Two years ago when Bitcoin saw a run to $20,000, CME and CBOE fuelled market sentiment by announcing cash-settled Bitcoin Futures. Since that bubble popped, however, the market is scurrying for organic interest. David Gerard, author of Attack of the 50 Feet Blockchain suggests that every price action in the past year has been fuelled due to “manipulation to burn margin traders.”
An example can be the 2019 bull run. On 1 April, Bitcoin was priced at just above $4,000, with no signs of a massive rally anytime soon. In less than 24 hours, it broke the $5,000 ceiling and within two and a half months, it reached an 18-month high of $13,800, with market participants still clueless on what triggered the run.
Gerard, veering towards this very pump, stated,
“The price went from $3,000 to $13,000 with no evidence of retail interest – and an absence of the evidence you’d expect if there were genuine retail interest, like significantly increased volume on those exchanges that are gateways to actual dollars, and not just tethers.”
Agreeing with Kruger’s earlier statement, Gerard stated that Bitcoin is sensitive, but price narratives should be given low weightage. The Federal Reserve pumping Bitcoin by pumping dollars is just another false narrative that sounds good on paper, but is not well-founded in actual market movements.

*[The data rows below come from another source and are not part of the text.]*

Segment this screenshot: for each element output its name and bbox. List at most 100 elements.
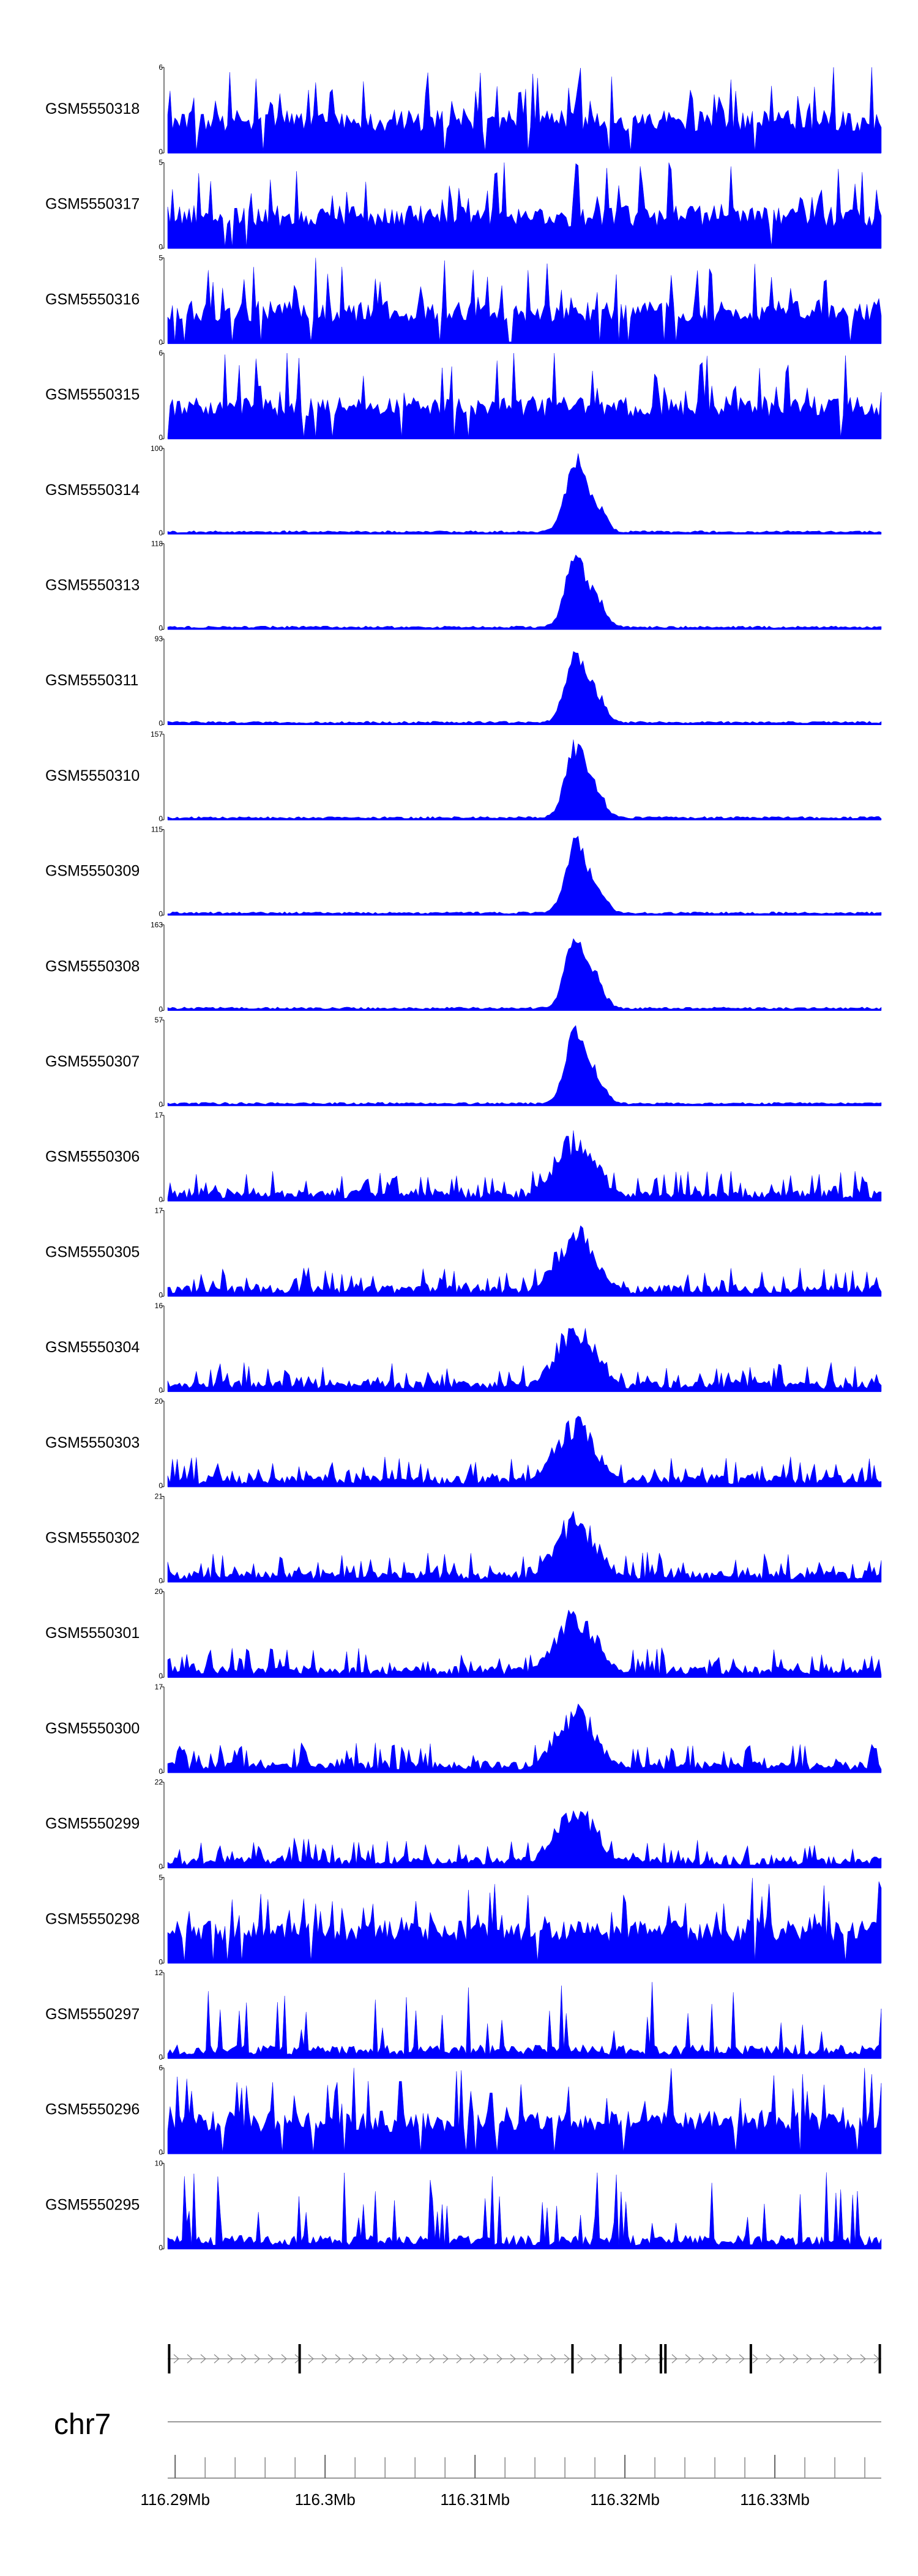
strand-arrow-icon [833,2354,839,2364]
strand-arrow-icon [698,2354,704,2364]
coverage-area [167,67,882,154]
coverage-area [167,258,882,344]
exon-mark [878,2344,881,2373]
strand-arrow-icon [631,2354,637,2364]
strand-arrow-icon [389,2354,395,2364]
exon-mark [619,2344,622,2373]
x-tick-label: 116.31Mb [440,2490,510,2509]
y-min-tick-label: 0 [159,1005,163,1013]
strand-arrow-icon [644,2354,651,2364]
track-label: GSM5550301 [45,1625,140,1642]
track-label: GSM5550308 [45,958,140,975]
track-label: GSM5550313 [45,577,140,594]
track-label: GSM5550304 [45,1339,140,1356]
y-max-tick-label: 100 [151,444,163,453]
y-min-tick-label: 0 [159,1672,163,1680]
track-label: GSM5550316 [45,291,140,308]
exon-mark [659,2344,662,2373]
strand-arrow-icon [537,2354,543,2364]
coverage-area [167,1415,882,1487]
y-min-tick-label: 0 [159,2148,163,2157]
strand-arrow-icon [402,2354,408,2364]
strand-arrow-icon [550,2354,556,2364]
y-min-tick-label: 0 [159,1577,163,1585]
coverage-area [167,1130,882,1201]
x-tick-label: 116.29Mb [140,2490,210,2509]
strand-arrow-icon [267,2354,274,2364]
strand-arrow-icon [671,2354,677,2364]
y-max-tick-label: 16 [155,1301,163,1310]
strand-arrow-icon [442,2354,449,2364]
strand-arrow-icon [846,2354,853,2364]
strand-arrow-icon [793,2354,799,2364]
strand-arrow-icon [510,2354,516,2364]
y-max-tick-label: 17 [155,1111,163,1120]
y-max-tick-label: 17 [155,1683,163,1691]
exon-mark [571,2344,574,2373]
genome-axis: chr7 116.29Mb 116.3Mb 116.31Mb 116.32Mb 116.… [54,2408,881,2509]
x-tick-label: 116.3Mb [295,2490,356,2509]
track-GSM5550305: GSM5550305 17 0 [45,1206,882,1299]
y-max-tick-label: 21 [155,1492,163,1501]
track-GSM5550318: GSM5550318 6 0 [45,63,882,156]
track-label: GSM5550296 [45,2101,140,2118]
y-min-tick-label: 0 [159,2053,163,2061]
y-max-tick-label: 57 [155,1016,163,1024]
strand-arrow-icon [860,2354,866,2364]
y-max-tick-label: 5 [159,158,163,167]
strand-arrow-icon [806,2354,812,2364]
x-tick-label: 116.32Mb [590,2490,660,2509]
y-min-tick-label: 0 [159,1481,163,1490]
strand-arrow-icon [739,2354,745,2364]
x-tick-label: 116.33Mb [740,2490,810,2509]
y-min-tick-label: 0 [159,1957,163,1966]
exon-mark [168,2344,171,2373]
y-min-tick-label: 0 [159,529,163,537]
y-min-tick-label: 0 [159,1196,163,1204]
coverage-area [167,1609,882,1678]
track-GSM5550299: GSM5550299 22 0 [45,1778,882,1871]
y-min-tick-label: 0 [159,910,163,918]
y-min-tick-label: 0 [159,1863,163,1871]
coverage-area [167,1810,882,1868]
exon-mark [664,2344,667,2373]
y-max-tick-label: 6 [159,63,163,72]
coverage-area [167,739,882,821]
coverage-area [167,938,882,1011]
strand-arrow-icon [429,2354,435,2364]
y-min-tick-label: 0 [159,338,163,346]
strand-arrow-icon [496,2354,502,2364]
coverage-area [167,1703,882,1773]
y-max-tick-label: 5 [159,253,163,262]
y-min-tick-label: 0 [159,1290,163,1299]
coverage-area [167,1225,882,1297]
coverage-area [167,554,882,630]
track-GSM5550315: GSM5550315 6 0 [45,349,882,442]
strand-arrow-icon [712,2354,718,2364]
track-label: GSM5550306 [45,1148,140,1166]
y-max-tick-label: 5 [159,1873,163,1882]
strand-arrow-icon [173,2354,179,2364]
track-label: GSM5550300 [45,1720,140,1737]
strand-arrow-icon [335,2354,341,2364]
coverage-area [167,2068,882,2154]
y-max-tick-label: 6 [159,349,163,357]
coverage-area [167,353,882,439]
y-max-tick-label: 22 [155,1778,163,1787]
track-GSM5550302: GSM5550302 21 0 [45,1492,882,1585]
strand-arrow-icon [416,2354,422,2364]
coverage-area [167,651,882,725]
strand-arrow-icon [752,2354,758,2364]
strand-arrow-icon [308,2354,314,2364]
track-GSM5550307: GSM5550307 57 0 [45,1016,882,1109]
y-max-tick-label: 10 [155,2159,163,2167]
track-label: GSM5550302 [45,1530,140,1547]
track-GSM5550304: GSM5550304 16 0 [45,1301,882,1394]
coverage-area [167,1878,882,1964]
track-label: GSM5550317 [45,196,140,213]
strand-arrow-icon [564,2354,570,2364]
strand-arrow-icon [241,2354,247,2364]
coverage-area [167,1025,882,1106]
track-label: GSM5550295 [45,2196,140,2213]
y-min-tick-label: 0 [159,814,163,823]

Bitcoin, more than other financial assets, is volatile, manipulative, and fickle. Gerard concluded,
“I would say that bitcoin followers should stop believing bitcoin price narratives. There’s very little organic interest – the price movements are manipulation, so the whales can burn the suckers.”
Other analysts further acknowledged the lack of correlation between the larger macroeconomic world and that of cryptocurrencies. Quantum Economics’ Founder Mati Greenspan stated that the immediate effect in the Bitcoin markets might not have manifested, but in the long-term, there could be some movement. He said,
“The crypto market is fairly detached from the rest of the world’s money markets and so the affects of major macroeconomic changes could take a bit longer to be reflected.”
Unmoved and Unshaken
Bitcoin was curated as the financial asset that could not only withstand the economic climate of the world, but eventually replace it. In the wake of a turbulent 2019 that had several macro-economic decisions that could’ve allowed Bitcoin to surge ahead, the cryptocurrency was unmoved.
Rather than ‘stalling,’ a new trend has emerged, one that indicates that the cryptocurrency is resolute against the immediate open-market operations and is more susceptible to retail-movements, irrespective of whether that’s because of several small players or a single market participant. Bitcoin, in the past, has moved considerably owing to individual traders moving millions across exchanges; the 2 April pump is a testament to the same.
The Federal Reserve’s pump no doubt added liquidity to the market, and might have even caused a bullish crypto-sentiment as more dollars flooded the economy. However, to tie that down to a catalyst for Bitcoin is short-sighted, but in the long-term could prove useful.